The idea and requirements behind the interface were formulated by Professor Hellström and Professor Bensch at the Intelligent Robotics group. The main goal was to make Pepper as a research platform for Human-Robot Interaction (HRI) experiments more approachable. This is motivated by the observation that a lot of Pepper’s functionality is gated behind the robot’s API, which has a steep learning curve and requires sufficient programming knowledge to begin with. Given that there is an inherently social aspect in Human-Robot Interaction, HRI studies carried out by social-science researchers seem valid and required. While these research groups have excellent skills in experiment design, they don’t necessarily have the technical expertise to implement the robotic control software required to conduct HRI experiments. Thus, we set out to create an easily approachable, comprehensive, and configurable interface for the Pepper robot, to lower the barrier towards concrete HRI research. We named the interface
WoZ4U, after the Wizard-of-Oz HRI experiment methodology, find it on GitHub.
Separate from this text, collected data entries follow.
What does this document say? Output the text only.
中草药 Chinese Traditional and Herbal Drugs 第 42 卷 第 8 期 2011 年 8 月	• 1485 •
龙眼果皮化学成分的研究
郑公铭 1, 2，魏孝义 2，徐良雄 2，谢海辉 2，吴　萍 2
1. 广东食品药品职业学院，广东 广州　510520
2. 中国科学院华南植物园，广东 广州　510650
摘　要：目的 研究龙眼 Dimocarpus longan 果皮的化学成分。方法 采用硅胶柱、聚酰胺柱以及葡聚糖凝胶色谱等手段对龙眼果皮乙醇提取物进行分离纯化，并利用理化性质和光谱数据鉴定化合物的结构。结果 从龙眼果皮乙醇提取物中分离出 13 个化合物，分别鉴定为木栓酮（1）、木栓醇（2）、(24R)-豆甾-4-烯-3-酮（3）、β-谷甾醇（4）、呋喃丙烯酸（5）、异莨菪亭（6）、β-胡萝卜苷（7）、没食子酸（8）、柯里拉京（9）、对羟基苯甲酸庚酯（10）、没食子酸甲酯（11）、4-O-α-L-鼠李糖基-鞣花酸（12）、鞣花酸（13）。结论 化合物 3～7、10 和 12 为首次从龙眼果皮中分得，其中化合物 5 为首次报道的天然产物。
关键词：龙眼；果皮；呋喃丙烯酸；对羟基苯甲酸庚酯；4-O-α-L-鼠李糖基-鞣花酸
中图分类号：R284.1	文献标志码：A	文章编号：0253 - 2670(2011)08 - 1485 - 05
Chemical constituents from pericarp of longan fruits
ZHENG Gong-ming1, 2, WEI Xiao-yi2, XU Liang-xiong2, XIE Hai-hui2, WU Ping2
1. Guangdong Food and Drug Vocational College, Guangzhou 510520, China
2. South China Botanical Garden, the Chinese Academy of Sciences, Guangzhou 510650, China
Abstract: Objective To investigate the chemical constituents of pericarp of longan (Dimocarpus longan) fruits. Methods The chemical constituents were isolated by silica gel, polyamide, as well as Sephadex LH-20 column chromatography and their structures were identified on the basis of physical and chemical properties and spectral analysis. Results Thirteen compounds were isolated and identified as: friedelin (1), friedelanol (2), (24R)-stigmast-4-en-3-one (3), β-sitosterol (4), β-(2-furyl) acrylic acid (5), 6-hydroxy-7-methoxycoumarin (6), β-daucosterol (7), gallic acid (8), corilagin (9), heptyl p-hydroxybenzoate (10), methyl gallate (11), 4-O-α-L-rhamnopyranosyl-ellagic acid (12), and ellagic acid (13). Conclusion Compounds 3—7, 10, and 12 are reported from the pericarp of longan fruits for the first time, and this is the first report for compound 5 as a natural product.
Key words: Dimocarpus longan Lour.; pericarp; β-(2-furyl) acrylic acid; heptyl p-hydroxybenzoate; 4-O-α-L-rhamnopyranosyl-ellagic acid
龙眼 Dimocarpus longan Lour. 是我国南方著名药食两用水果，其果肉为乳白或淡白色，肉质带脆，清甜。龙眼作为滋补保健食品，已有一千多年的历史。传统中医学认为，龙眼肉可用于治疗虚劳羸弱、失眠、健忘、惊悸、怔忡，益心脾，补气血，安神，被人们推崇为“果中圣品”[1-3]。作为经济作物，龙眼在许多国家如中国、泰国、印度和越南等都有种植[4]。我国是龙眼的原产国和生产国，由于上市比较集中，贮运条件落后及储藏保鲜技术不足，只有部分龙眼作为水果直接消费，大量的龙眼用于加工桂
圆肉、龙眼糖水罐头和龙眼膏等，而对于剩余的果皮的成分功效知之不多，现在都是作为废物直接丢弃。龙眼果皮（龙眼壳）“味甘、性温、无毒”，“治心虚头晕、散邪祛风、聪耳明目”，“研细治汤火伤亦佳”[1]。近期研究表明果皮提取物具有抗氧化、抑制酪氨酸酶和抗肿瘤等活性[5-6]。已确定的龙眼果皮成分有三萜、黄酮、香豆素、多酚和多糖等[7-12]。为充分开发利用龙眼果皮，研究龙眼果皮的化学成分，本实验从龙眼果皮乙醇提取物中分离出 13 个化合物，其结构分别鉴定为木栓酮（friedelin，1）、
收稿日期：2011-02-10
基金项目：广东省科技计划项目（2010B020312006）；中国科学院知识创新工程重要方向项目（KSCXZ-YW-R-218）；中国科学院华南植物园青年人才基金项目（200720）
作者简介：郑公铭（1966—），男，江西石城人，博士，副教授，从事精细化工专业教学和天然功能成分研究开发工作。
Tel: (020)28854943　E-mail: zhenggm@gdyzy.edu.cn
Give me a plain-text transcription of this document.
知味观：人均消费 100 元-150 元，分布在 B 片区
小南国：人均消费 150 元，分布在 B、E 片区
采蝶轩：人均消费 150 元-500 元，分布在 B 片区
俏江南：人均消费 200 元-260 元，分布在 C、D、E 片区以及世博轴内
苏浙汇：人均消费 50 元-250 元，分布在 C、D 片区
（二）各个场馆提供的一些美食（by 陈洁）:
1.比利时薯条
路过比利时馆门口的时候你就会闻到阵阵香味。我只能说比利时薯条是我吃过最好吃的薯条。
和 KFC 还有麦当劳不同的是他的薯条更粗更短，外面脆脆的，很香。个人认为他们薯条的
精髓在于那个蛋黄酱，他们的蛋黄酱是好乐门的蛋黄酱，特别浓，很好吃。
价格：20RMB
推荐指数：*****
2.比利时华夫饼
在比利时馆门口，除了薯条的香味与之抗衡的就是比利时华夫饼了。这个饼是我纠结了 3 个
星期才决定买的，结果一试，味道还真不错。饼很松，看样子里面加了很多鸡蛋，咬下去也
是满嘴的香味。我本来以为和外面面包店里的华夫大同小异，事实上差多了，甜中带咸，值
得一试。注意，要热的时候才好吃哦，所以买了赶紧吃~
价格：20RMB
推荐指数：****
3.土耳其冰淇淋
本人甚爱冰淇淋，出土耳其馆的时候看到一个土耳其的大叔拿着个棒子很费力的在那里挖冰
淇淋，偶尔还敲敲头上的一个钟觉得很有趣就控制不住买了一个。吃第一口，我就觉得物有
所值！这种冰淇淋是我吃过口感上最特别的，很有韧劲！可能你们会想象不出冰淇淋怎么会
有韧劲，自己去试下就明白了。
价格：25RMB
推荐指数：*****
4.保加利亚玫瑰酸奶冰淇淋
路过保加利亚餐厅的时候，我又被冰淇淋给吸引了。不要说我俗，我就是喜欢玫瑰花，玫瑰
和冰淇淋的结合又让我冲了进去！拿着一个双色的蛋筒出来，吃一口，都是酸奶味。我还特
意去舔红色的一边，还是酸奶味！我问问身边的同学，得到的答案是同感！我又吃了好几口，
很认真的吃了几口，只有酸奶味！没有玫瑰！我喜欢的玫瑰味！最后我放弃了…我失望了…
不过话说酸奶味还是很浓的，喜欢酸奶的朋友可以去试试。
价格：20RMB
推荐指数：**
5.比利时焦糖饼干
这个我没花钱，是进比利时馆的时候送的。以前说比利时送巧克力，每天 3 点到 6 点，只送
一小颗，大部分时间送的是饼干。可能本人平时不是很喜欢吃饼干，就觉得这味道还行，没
To make the interface as widely accessible as possible, we support all major operating systems. This includes Debian-based Linux, macOS, and Windows. Furthermore, we provide a docker image hosting the interface, which should eliminate most if not all requirement conflicts. The docker image further eliminates the need to follow the lengthy setup guide, as the interface is accessible as soon as the docker container is running on the network. In the backend, the interface is implemented as a webserver. This conveniently makes the interface accessible via web browser from any machine in the network (including smart phones), which removes any requirements towards the OS, since any modern OS comes with a web browser.
We had the non-functional requirement that the interface should be easily (re)configurable for different experiments because a tool specialized for one experiment has no general value for the community. As such, we feature a configuration file in
YAML syntax. Every non-general part of the UI is configurable through that file so that no programming is required to set up the interface for a new experiment. Instead, one simply edits a few content-specific lines in the configuration file. For example, one might want to investigate which gestures are perceived as particularly friendly. For that, one edits which gestures should be accessible from the interface based on the following snippet:
gestures: # Buttons will be created for every item in the list - title: "Yes" # This will be shown in the GUI gesture: "animations/Stand/Gestures/Yes_1" # Gesture to execute tooltip: "Yes_1 gesture" # Tooltip for buton key_comb: ["shift", "1"] - title: "No" gesture: "animations/Stand/Gestures/No_1" tooltip: "No_1 gesture" key_comb: ["shift", "2"]
This procedure is the same for all elements in the interface so that the entire interface can easily be configured for different experiments or occasions.
The interface comprises the following robot functionalities:
- Autonomous life management: Provides controls over the general behavior emitted by the robot
- Tablet control: Provides controls over which items (pictures, videos, websites) are displayed on Pepper’s tablet
- Speech control: Provides controls over text-to-speech messages
- Animated speech: Provides controls over speech + gesturing messages
- LED control: Provides control over Pepper’s LEDs
- Motion control: Provides a simplistic motion controller for Pepper’s omnidirectional wheels
- Gesture control: Provides control over Pepper’s gestures
These features comprise almost everything Pepper’s API has to offer. In some cases, we even extend the API for some custom functionalities that are not part of the API (audio and touch-event live streams).
Feel free to read our paper for more details.
We hope that this tool is useful for researchers in the HRI field.